Wednesday, October 8, 2014

A gay free zone? Religious liberty, the Republicans, and the Christian Right

The Republicans are in agood position.  They can point fingers at the Supreme Court, but thanks to SCOTUS, they can complain about marriage equality without actually dirtying their hands doing anything to stop it.

 Ed Kilgore has a perceptive piece in TPM Cafe on how they are playing this into a "dogwhistle" that nevertheless keeps the footsoldiers of the Evangelical Christians in the tent doing the work (and the voting).   And it's all about "religious liberty" and the gay-free zone that they want:
["Religious liberty"] even more effective than opposing “judicial activism,” because it borrows the aura of an almost universally valued American principle. And it’s less aggressively theocratic, as well, insofar as its proponents do not (at least in this context) propose to ban same-sex marriage (or to ban abortions or contraceptives), but simply to create a zone in which gay marriages don’t have to be recognized (and abortions and contraceptives provided or subsidized). 
So far, claims that same-sex marriages will threaten “religious liberty” have mostly emerged from conservative Christian quadrants of the wedding industry, and proponents of giving them broad exemptions from laws they don’t like haven’t made a lot of progress (though less formally, opposing gay rights on religious grounds has been a boon for businesses like Chick-Fil-A and for careers like Duck Dynasty’s Phil Robertson).
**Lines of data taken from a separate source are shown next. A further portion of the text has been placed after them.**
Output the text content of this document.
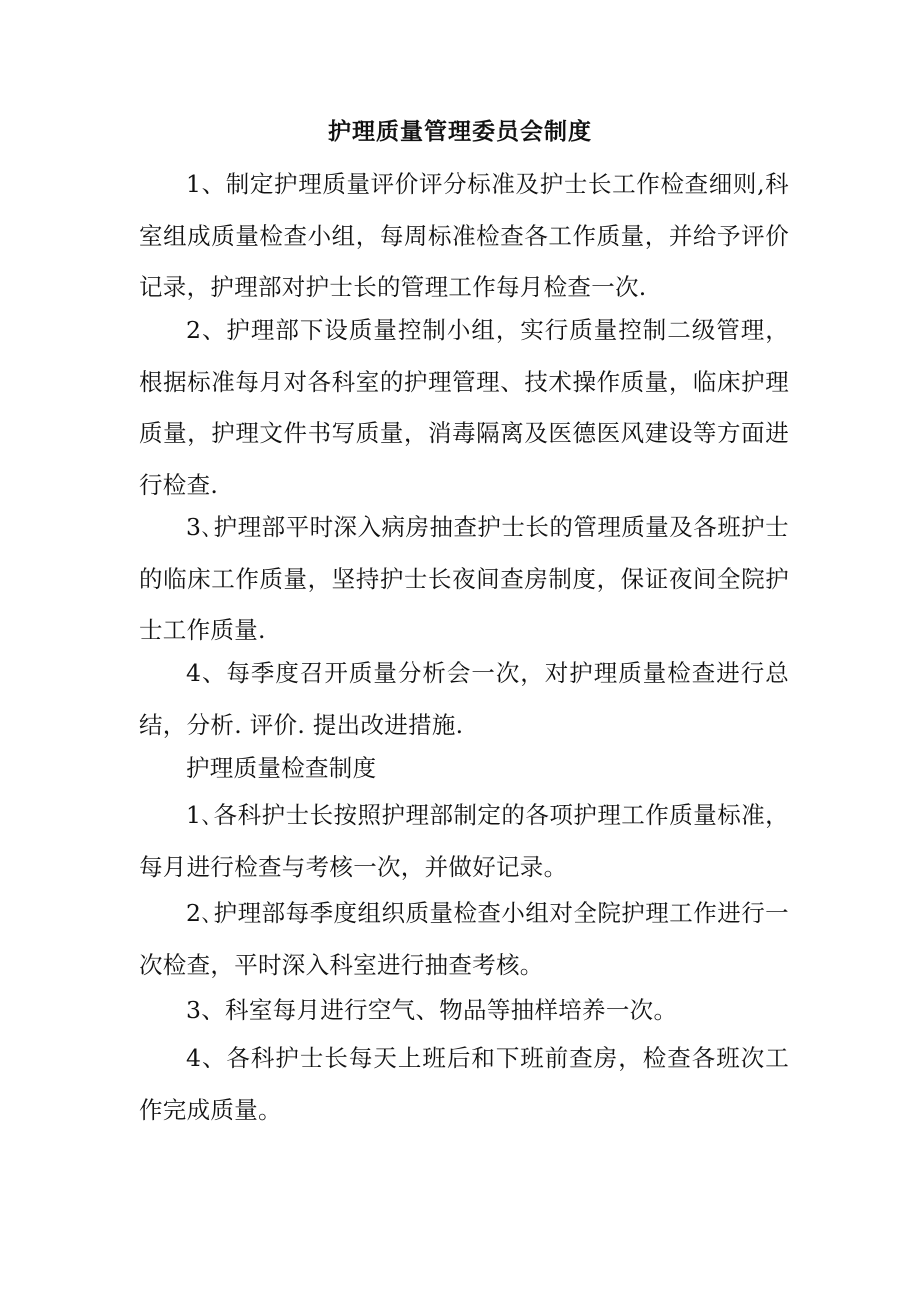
护理质量管理委员会制度

1、制定护理质量评价评分标准及护士长工作检查细则,科室组成质量检查小组，每周标准检查各工作质量，并给予评价记录，护理部对护士长的管理工作每月检查一次.

2、护理部下设质量控制小组，实行质量控制二级管理，根据标准每月对各科室的护理管理、技术操作质量，临床护理质量，护理文件书写质量，消毒隔离及医德医风建设等方面进行检查.

3､护理部平时深入病房抽查护士长的管理质量及各班护士的临床工作质量，坚持护士长夜间查房制度，保证夜间全院护士工作质量.

4、每季度召开质量分析会一次，对护理质量检查进行总结，分析. 评价. 提出改进措施.

护理质量检查制度

1､各科护士长按照护理部制定的各项护理工作质量标准，每月进行检查与考核一次，并做好记录。

2､护理部每季度组织质量检查小组对全院护理工作进行一次检查，平时深入科室进行抽查考核。

3、科室每月进行空气、物品等抽样培养一次。

4、各科护士长每天上班后和下班前查房，检查各班次工作完成质量。
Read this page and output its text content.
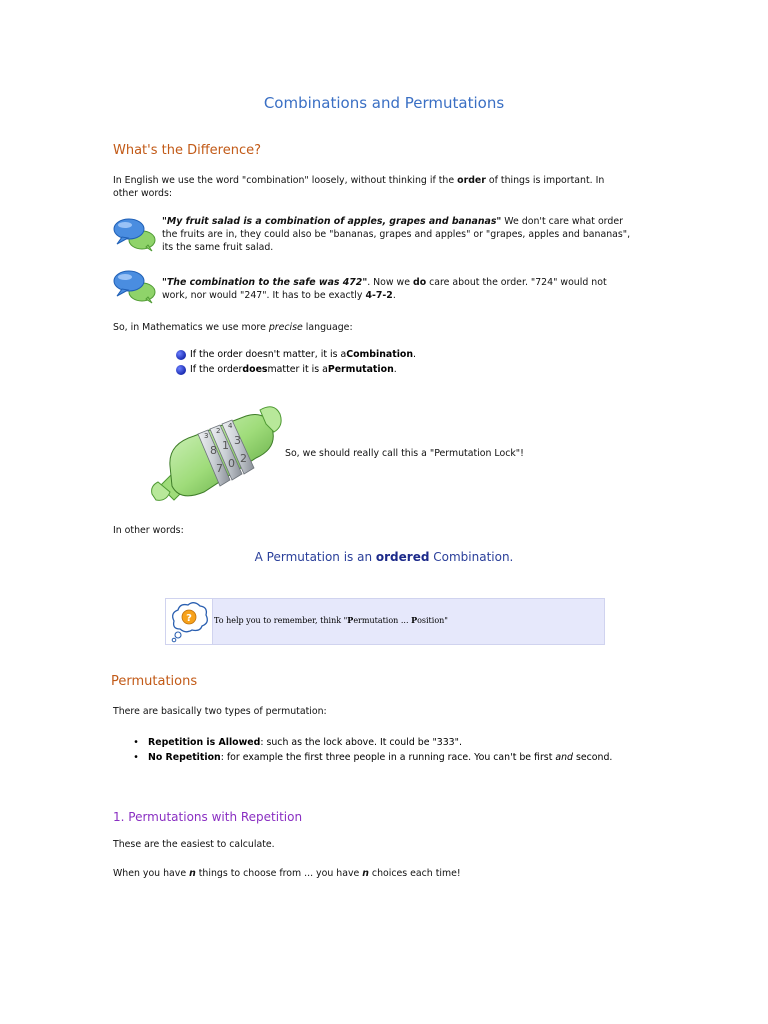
Combinations and Permutations
What's the Difference?
In English we use the word "combination" loosely, without thinking if the order of things is important. In
other words:
"My fruit salad is a combination of apples, grapes and bananas" We don't care what order
the fruits are in, they could also be "bananas, grapes and apples" or "grapes, apples and bananas",
its the same fruit salad.
"The combination to the safe was 472". Now we do care about the order. "724" would not
work, nor would "247". It has to be exactly 4-7-2.
So, in Mathematics we use more precise language:
If the order doesn't matter, it is a Combination .
If the order does matter it is a Permutation .
3
2
4
8 1 3
7 0 2	So, we should really call this a "Permutation Lock"!
In other words:
A Permutation is an ordered Combination.
?	To help you to remember, think "Permutation ... Position"
Permutations
There are basically two types of permutation:
• Repetition is Allowed: such as the lock above. It could be "333".
• No Repetition: for example the first three people in a running race. You can't be first and second.
1. Permutations with Repetition
These are the easiest to calculate.
When you have n things to choose from ... you have n choices each time!
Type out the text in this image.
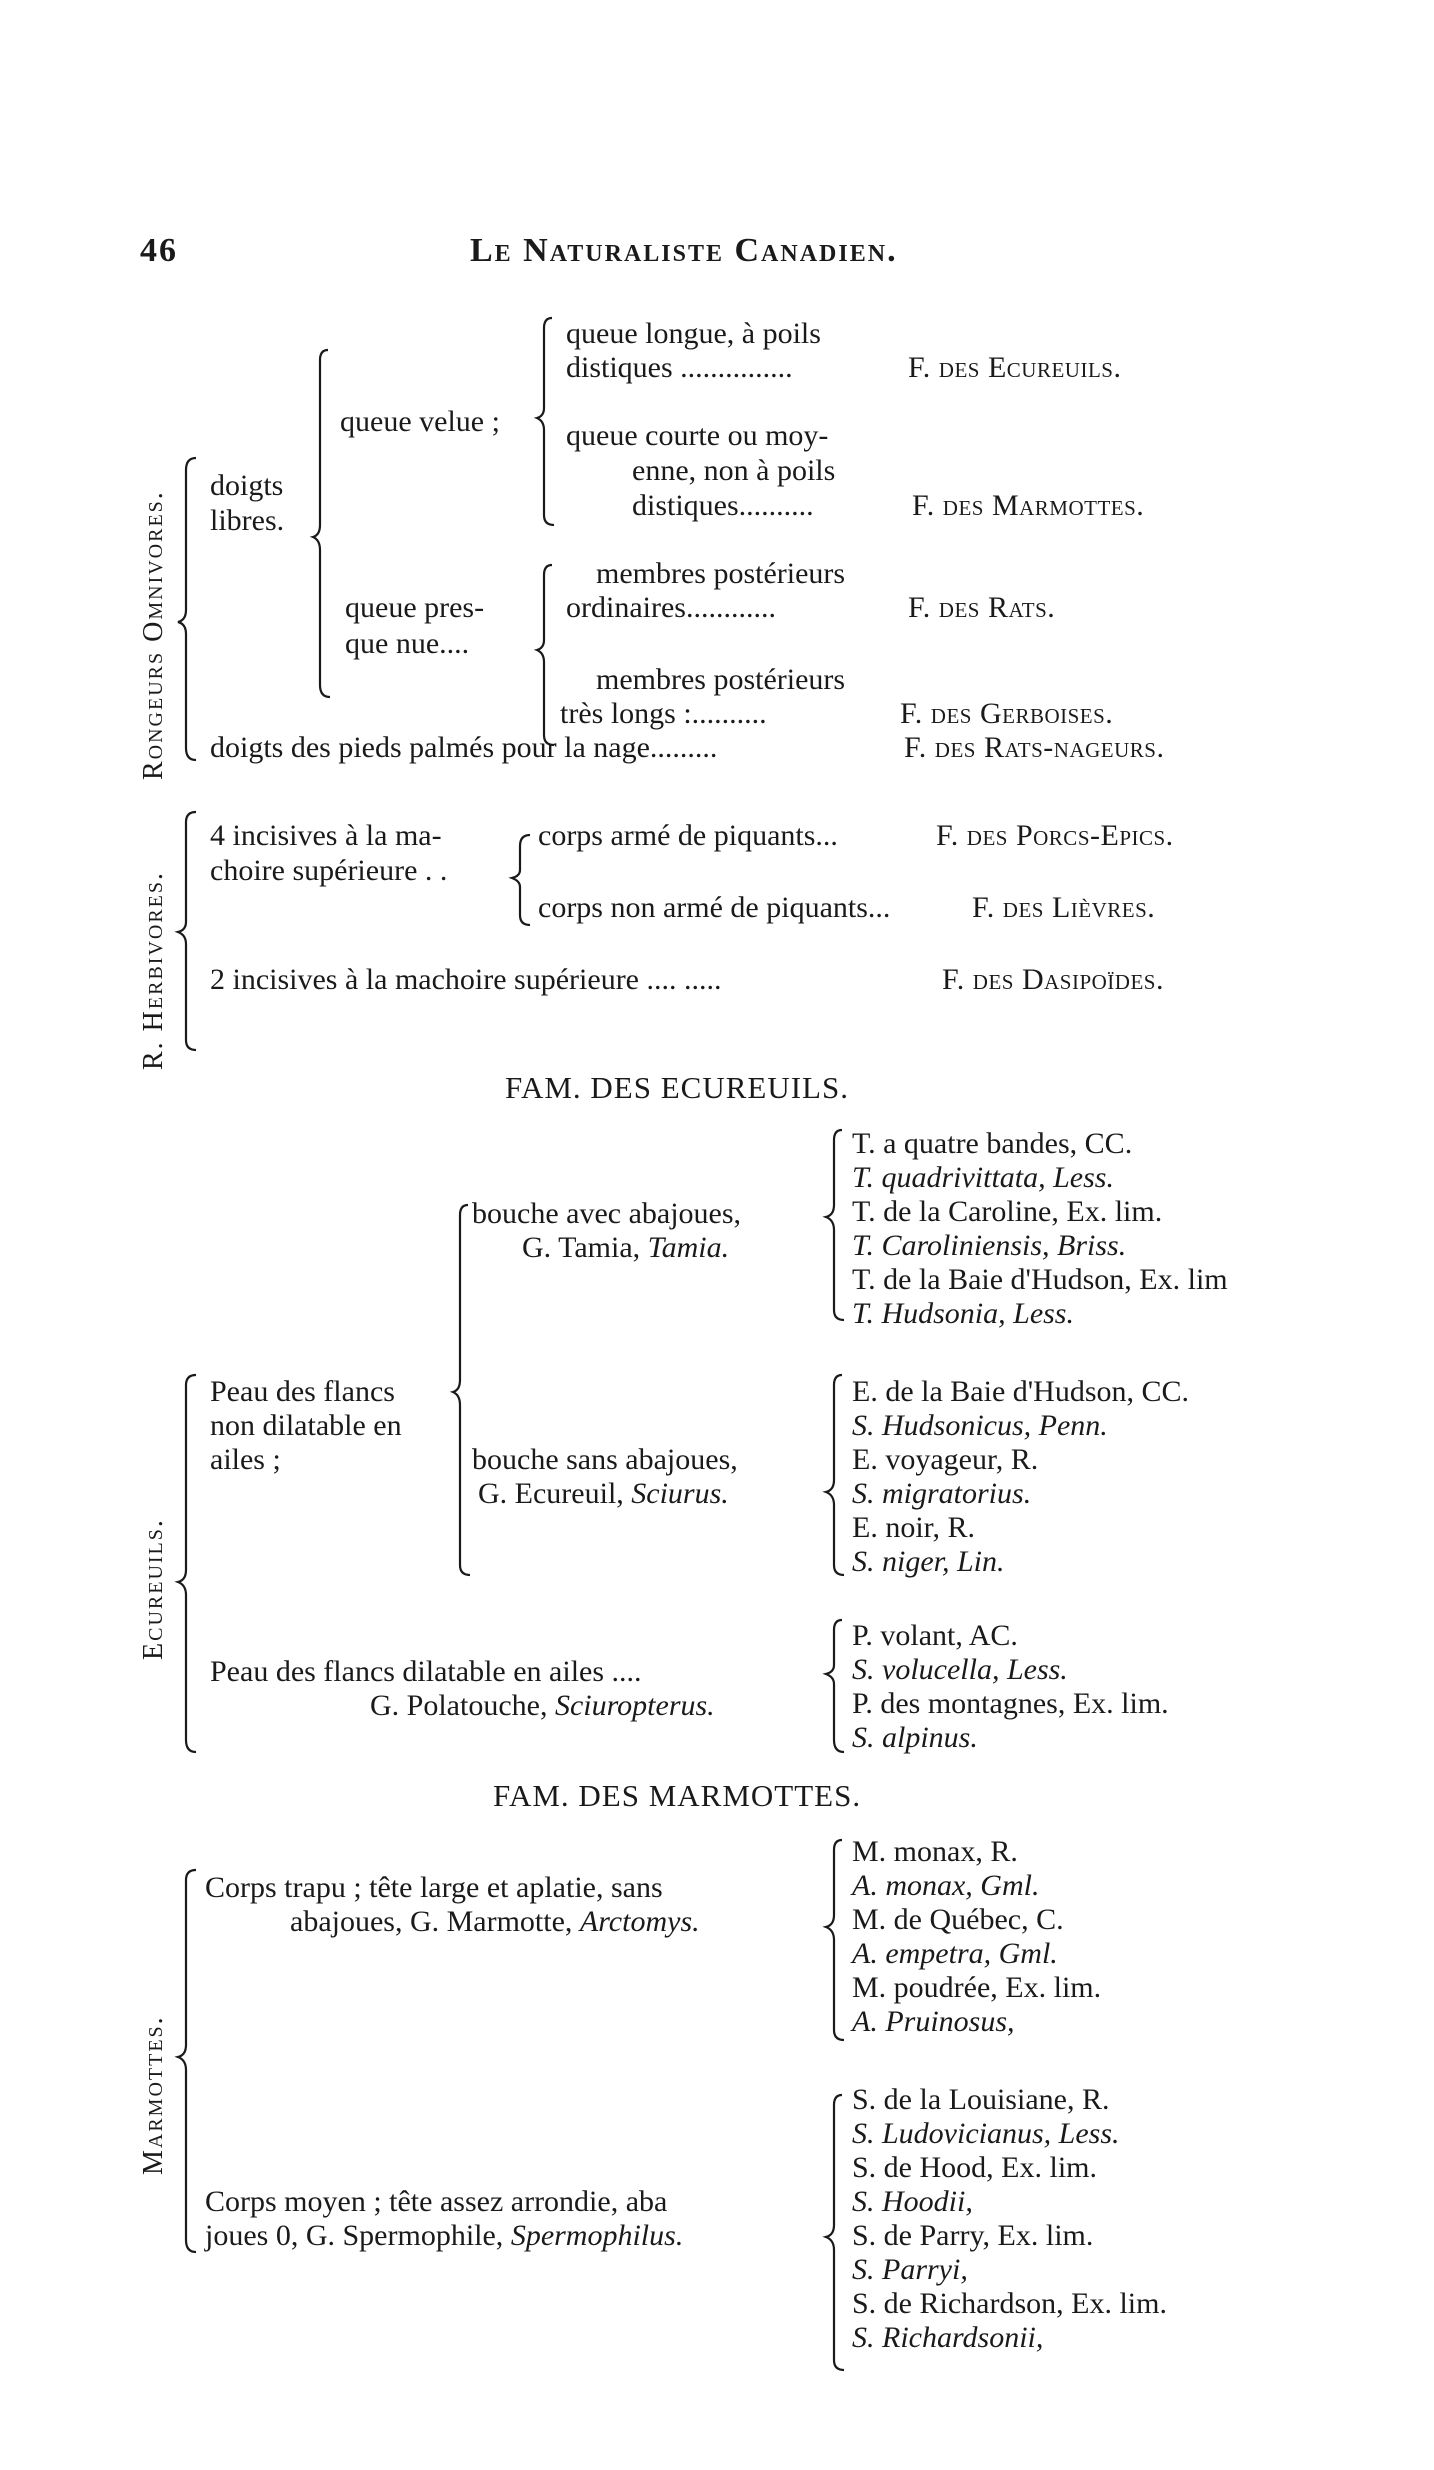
46	Le Naturaliste Canadien.
Rongeurs Omnivores.
R. Herbivores.
Ecureuils.
Marmottes.
doigts
libres.
queue velue ;
queue longue, à poils
distiques ...............	F. des Ecureuils.
queue courte ou moy-
enne, non à poils
distiques..........	F. des Marmottes.
queue pres-
que nue....
membres postérieurs
ordinaires............	F. des Rats.
membres postérieurs
très longs :..........	F. des Gerboises.
doigts des pieds palmés pour la nage.........	F. des Rats-nageurs.
4 incisives à la ma-
choire supérieure . .
corps armé de piquants...	F. des Porcs-Epics.
corps non armé de piquants...	F. des Lièvres.
2 incisives à la machoire supérieure .... .....	F. des Dasipoïdes.
FAM. DES ECUREUILS.
bouche avec abajoues,
G. Tamia, Tamia.
T. a quatre bandes, CC.
T. quadrivittata, Less.
T. de la Caroline, Ex. lim.
T. Caroliniensis, Briss.
T. de la Baie d'Hudson, Ex. lim
T. Hudsonia, Less.
Peau des flancs
non dilatable en
ailes ;	bouche sans abajoues,
G. Ecureuil, Sciurus.
E. de la Baie d'Hudson, CC.
S. Hudsonicus, Penn.
E. voyageur, R.
S. migratorius.
E. noir, R.
S. niger, Lin.
Peau des flancs dilatable en ailes ....
G. Polatouche, Sciuropterus.
P. volant, AC.
S. volucella, Less.
P. des montagnes, Ex. lim.
S. alpinus.
FAM. DES MARMOTTES.
Corps trapu ; tête large et aplatie, sans
abajoues, G. Marmotte, Arctomys.
M. monax, R.
A. monax, Gml.
M. de Québec, C.
A. empetra, Gml.
M. poudrée, Ex. lim.
A. Pruinosus,
Corps moyen ; tête assez arrondie, aba
joues 0, G. Spermophile, Spermophilus.
S. de la Louisiane, R.
S. Ludovicianus, Less.
S. de Hood, Ex. lim.
S. Hoodii,
S. de Parry, Ex. lim.
S. Parryi,
S. de Richardson, Ex. lim.
S. Richardsonii,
But as the “religious liberty” movement continues to develop, you could see it morph into the theoretical foundation for a parallel society in which the painful diversity of contemporary life, and its disturbing clatter of demands for “equality” and “non-discrimination” and “rights” (other than religious rights and the Right To Life, of course) is simply excluded, along with “government schools” and secular news and entertainment. 
And this is the goal of the US Conference of Catholic Bishops and others -- to have the legal right to live in a "gay free zone" where LGBT Americans are legitimately denied services, employment, or recognition as fellow Americans.